Il Italia il Regime fascista lo contrasta, un po’ perché
di formazione anglosassone ed un po’ perché non
risponde alle manifestazioni di virilità caratteristiche
di quel tempo. Si svilupperà nelle parrocchie come
passatempo ricreativo insieme al pallone.
Nel dopoguerra grazie al CSI-Centro Sportivo
Italiano (Ente di promozione sportiva di ispirazione
cattolica) si organizza territorialmente con campionati cittadini, provinciali, regionali ed infine nazionali.

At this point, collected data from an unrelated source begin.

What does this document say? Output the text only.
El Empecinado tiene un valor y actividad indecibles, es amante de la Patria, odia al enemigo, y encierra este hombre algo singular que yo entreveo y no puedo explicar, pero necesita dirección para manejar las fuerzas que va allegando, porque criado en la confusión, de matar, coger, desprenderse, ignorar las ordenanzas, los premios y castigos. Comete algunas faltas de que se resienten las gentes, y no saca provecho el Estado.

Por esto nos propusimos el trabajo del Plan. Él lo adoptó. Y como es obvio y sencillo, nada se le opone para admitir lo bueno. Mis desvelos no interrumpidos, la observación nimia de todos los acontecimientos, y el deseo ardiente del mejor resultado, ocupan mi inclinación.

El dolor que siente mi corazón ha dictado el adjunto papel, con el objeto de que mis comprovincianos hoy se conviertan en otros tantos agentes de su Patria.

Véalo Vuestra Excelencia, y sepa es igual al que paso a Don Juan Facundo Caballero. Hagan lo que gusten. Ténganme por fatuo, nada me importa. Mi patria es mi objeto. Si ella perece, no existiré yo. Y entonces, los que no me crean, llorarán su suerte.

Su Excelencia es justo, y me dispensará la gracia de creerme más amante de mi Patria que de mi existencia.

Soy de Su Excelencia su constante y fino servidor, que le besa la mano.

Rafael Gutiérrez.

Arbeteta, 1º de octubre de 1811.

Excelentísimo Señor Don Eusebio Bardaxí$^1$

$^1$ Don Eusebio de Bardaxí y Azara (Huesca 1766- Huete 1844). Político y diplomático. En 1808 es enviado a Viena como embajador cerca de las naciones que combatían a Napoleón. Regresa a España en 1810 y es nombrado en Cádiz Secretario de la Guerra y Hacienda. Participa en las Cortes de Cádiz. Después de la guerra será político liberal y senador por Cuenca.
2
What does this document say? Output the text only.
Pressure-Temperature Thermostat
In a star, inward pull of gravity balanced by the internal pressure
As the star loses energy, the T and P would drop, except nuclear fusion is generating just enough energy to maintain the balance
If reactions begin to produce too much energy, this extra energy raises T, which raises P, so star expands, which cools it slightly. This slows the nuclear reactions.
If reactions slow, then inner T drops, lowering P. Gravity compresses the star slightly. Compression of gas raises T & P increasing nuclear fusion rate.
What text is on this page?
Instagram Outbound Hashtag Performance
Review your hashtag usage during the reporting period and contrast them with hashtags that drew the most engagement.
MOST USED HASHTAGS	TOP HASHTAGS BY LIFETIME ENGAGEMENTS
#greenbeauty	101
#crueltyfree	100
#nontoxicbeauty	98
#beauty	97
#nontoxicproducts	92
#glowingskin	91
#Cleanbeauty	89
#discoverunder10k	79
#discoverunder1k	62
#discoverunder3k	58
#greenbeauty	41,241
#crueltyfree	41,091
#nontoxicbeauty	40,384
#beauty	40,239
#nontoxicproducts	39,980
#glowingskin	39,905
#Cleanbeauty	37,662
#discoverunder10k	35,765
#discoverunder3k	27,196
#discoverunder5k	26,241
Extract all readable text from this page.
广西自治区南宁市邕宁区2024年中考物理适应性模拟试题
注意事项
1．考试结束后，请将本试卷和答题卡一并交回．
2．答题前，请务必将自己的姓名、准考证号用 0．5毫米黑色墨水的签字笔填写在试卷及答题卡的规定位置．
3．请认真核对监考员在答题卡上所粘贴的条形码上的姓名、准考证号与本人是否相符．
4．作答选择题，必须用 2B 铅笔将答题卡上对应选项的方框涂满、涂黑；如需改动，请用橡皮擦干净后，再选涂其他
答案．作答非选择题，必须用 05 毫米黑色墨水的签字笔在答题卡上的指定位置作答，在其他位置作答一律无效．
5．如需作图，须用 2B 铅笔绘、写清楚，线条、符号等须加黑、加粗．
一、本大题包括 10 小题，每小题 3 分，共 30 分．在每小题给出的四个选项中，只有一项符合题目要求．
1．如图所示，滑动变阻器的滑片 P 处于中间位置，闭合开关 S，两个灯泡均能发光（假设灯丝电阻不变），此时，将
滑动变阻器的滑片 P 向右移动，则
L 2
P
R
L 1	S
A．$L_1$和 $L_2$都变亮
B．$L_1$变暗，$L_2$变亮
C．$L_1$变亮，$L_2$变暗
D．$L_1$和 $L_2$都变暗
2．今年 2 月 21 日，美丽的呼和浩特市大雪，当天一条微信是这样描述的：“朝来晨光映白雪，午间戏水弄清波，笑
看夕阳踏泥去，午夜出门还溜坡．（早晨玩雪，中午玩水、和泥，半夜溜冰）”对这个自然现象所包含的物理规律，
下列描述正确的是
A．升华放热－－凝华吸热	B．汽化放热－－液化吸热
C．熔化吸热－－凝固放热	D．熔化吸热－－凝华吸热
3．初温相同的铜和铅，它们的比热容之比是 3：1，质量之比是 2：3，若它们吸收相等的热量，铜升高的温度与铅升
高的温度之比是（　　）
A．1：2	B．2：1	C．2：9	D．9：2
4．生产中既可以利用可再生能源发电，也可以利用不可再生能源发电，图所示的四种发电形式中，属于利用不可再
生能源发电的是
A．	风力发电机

Anche all’interno del CONI qualcosa si muove e
nascerà prima il GITeT (Gruppo italiano tennistavolo) e poi la FITeT, inizialmente aderente e dal 1979
federazione effettiva. L’attività “ufficiale” del tennistavolo è quella che orbita nell’ambito CONI a cui
spetta la rappresentanza internazionale.
Dal dopoguerra fino agli anni 80 le parrocchie sono
centri di aggregazione giovanile straordinari e molti
sport (calcio, basket, pallavolo, ecc..) attingono a
questo serbatoio naturale per le proprie società
sportive che rappresentano l’espressione agonistica e
la naturale evoluzione dell’attività ricreativa.
Ad iniziare dagli anni 70 le parrocchie subiscono un
declino e smettono di essere un centro aggregativo
per giovani. La promozione sportiva viene svolta
direttamente dalle federazioni del CONI ed alcune
puntano decisamente verso la scuola ricreando quel
bacino di adesioni che prima era nelle parrocchie.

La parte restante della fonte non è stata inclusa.